Kaufmann charges fifty dollars an hour for his distinctive vehicles, the highest rate in his market, but feels that his cars and his attentive and reliable service will appeal to discriminating customers who want the best limousine available. “Fifty dollars is enough to turn a lot of the public off,” Lon admits, “but I don’t particularly want these customers. I want people who will appreciate a consistently clean car and are delighted to pay an extra five dollars an hour. Because I’m expensive, everything has to be perfect. My cars are always clean, all of the accessories are in perfect working order, I carry my own label of champagne, and I’m a fanatic about being on time. My service and my knowledge of the area justify my rates.”

Running a company singlehandedly requires a heavy commitment from Kaufmann who has no family and works seven days a week to build his business. During the spring and summer, he sometimes does as many as four jobs a day, “I’m dedicated to this business,” he says. “I love to drive, I love people, and I love this area. I enjoy taking people through the Sonoma Valley and showing them the wineries, the scenic lookouts, the redwood forests, and the little hideaways.”

Kaufmann is possessive of every aspect of his operation and is resisting the idea of hiring a second driver even though one of his vehicles is always idle, and there are frequent times during the busy season when he cannot handle all of the work himself. He not only wants to guarantee that customers will be satisfied with his company’s service, but he also feels that there is a mystique surrounding a one person operation where customers deal directly with the owner of a company. “It’s like when someone goes to their hairdresser and they wouldn’t go anywhere else,” he says. “Or like going to a restaurant where you know the chef who is preparing your food. I feel there’s something to be gained by that. Eventually, though, maybe when I reach the five year point, I’ll probably want to have a relief driver. I won’t necessarily add another car, but I would like to find a person who would give the same kind of service I do.”

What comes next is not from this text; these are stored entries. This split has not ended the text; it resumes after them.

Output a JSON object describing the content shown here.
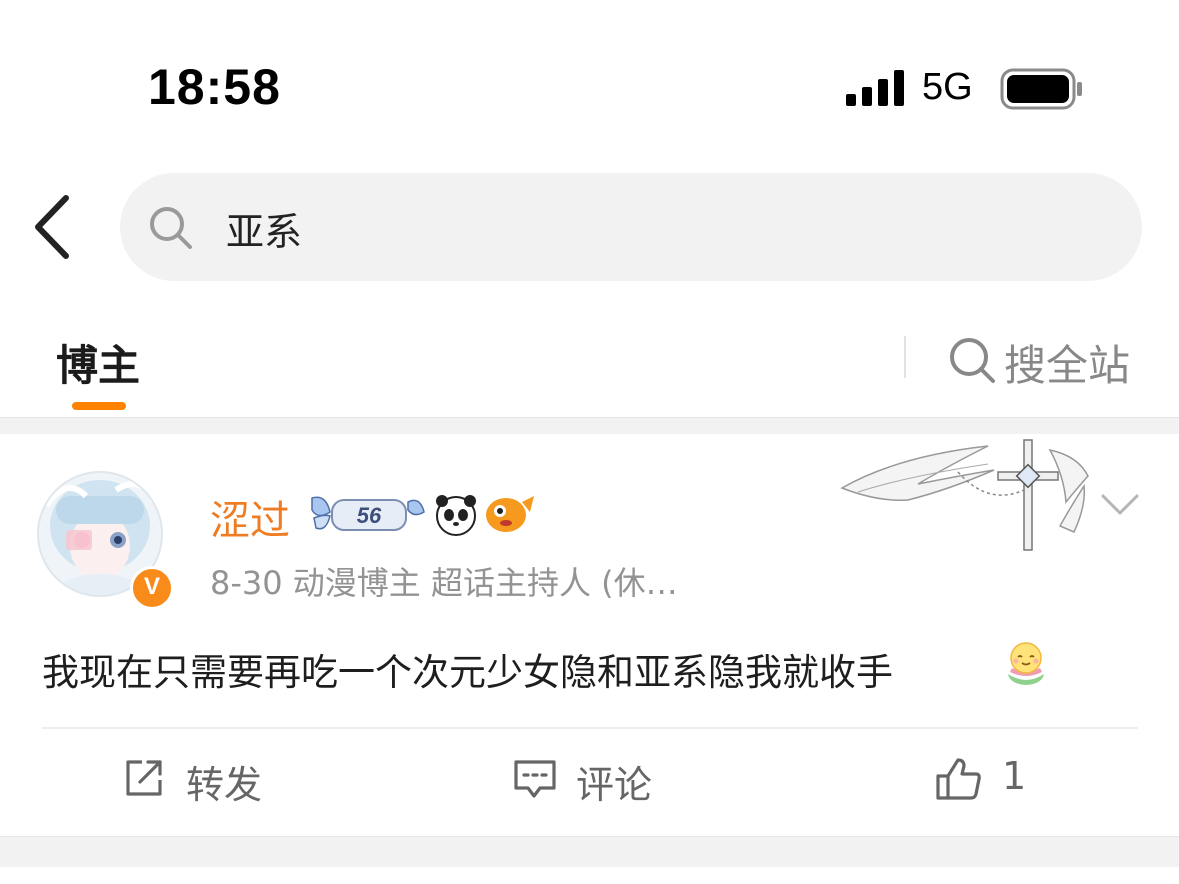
{
  "status_bar": {
    "time": "18:58",
    "network": "5G",
    "signal_icon": "cellular-signal-icon",
    "battery_icon": "battery-icon"
  },
  "search": {
    "back_icon": "chevron-left-icon",
    "search_icon": "search-icon",
    "query": "亚系"
  },
  "tabs": {
    "active_label": "博主",
    "active_color": "#ff8200",
    "search_all_label": "搜全站",
    "search_all_icon": "search-icon"
  },
  "post": {
    "username": "涩过",
    "username_color": "#f07c22",
    "verified_badge": "V",
    "badges": [
      "butterfly-level-56-icon",
      "panda-icon",
      "fish-icon"
    ],
    "badge_level": "56",
    "meta": "8-30  动漫博主 超话主持人 (休…",
    "decoration_icon": "winged-cross-icon",
    "more_icon": "chevron-down-icon",
    "text": "我现在只需要再吃一个次元少女隐和亚系隐我就收手",
    "emoji_icon": "pray-emoji-icon",
    "actions": {
      "repost_label": "转发",
      "comment_label": "评论",
      "like_count": "1"
    }
  }
}
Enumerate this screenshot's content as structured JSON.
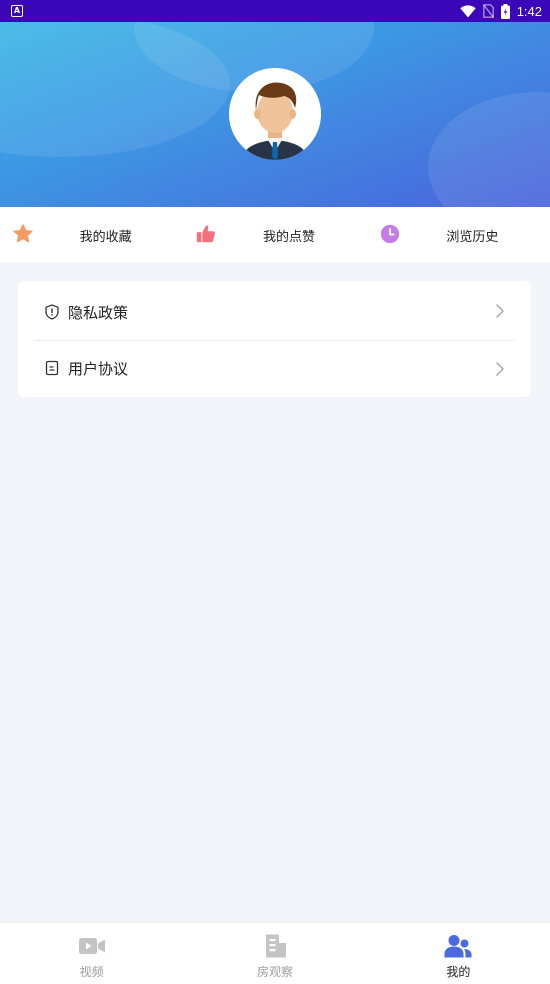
{
  "status_bar": {
    "time": "1:42",
    "app_icon_letter": "A"
  },
  "header": {
    "avatar": "user-avatar"
  },
  "shortcuts": [
    {
      "label": "我的收藏",
      "icon": "star-icon",
      "color": "#f59a62"
    },
    {
      "label": "我的点赞",
      "icon": "thumbs-up-icon",
      "color": "#f2717c"
    },
    {
      "label": "浏览历史",
      "icon": "clock-icon",
      "color": "#c47de6"
    }
  ],
  "menu": [
    {
      "label": "隐私政策",
      "icon": "shield-icon"
    },
    {
      "label": "用户协议",
      "icon": "document-icon"
    }
  ],
  "bottom_nav": [
    {
      "label": "视频",
      "icon": "video-icon",
      "active": false
    },
    {
      "label": "房观察",
      "icon": "building-icon",
      "active": false
    },
    {
      "label": "我的",
      "icon": "users-icon",
      "active": true
    }
  ],
  "colors": {
    "accent": "#4b6ae0",
    "status_bar": "#3b07b8",
    "inactive": "#c4c4c4"
  }
}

Kaufmann loves the recognition that comes with being the elite service in his area. He is called by celebrities who visit the Sonoma Valley and has driven Milton Berle, the Smothers brothers, Cheryl Tiegs, Ralph Lauren, and Brenda Vaccaro among others. It took Kaufmann three years before getting his first call from the Bohemian Grove, a retreat visited by ex-presidents, celebrities, and many of the most powerful people in the world. “There’s an unwritten law that they don’t endorse local businesses,” according to Lon.

Despite the fact that the Sonoma Valley has become a fairly competitive market for limousines, Lon feels that there will always be a demand for the most meticulous service and the finest limousines available. The local Yellow Pages show that some of the lower priced services have folded, but ’85 has been Lon’s best year thus far. “I’m here to stay,” he says convincingly, and he has already picked out his next limousine – an ’86 Moloney Grand Flagship. It has not always been easy to run his own service, and he incurred some heavy debts in the early years by buying expensive vehicles, but Lon is satisfied with his prospects for the future and appreciates having a business that he genuinely enjoys.

“If you would like, we’ll stop here at the Korbel Winery where you can take a little tour and taste champagne,” offered Lon in the latter part of our tour. Because he operates an upscale service, Lon takes champagne seriously and noted that Korbel is the country’s largest champagne producer, “It was served at the Presidential Inauguration,” he added. This pleasant stop was part of an enjoyable ride during which we were very impressed with Lon’s professionalism. It was easy to understand why he has been successful thus far, and he offered a fine example of how much can be accomplished in a one-man limousine operation.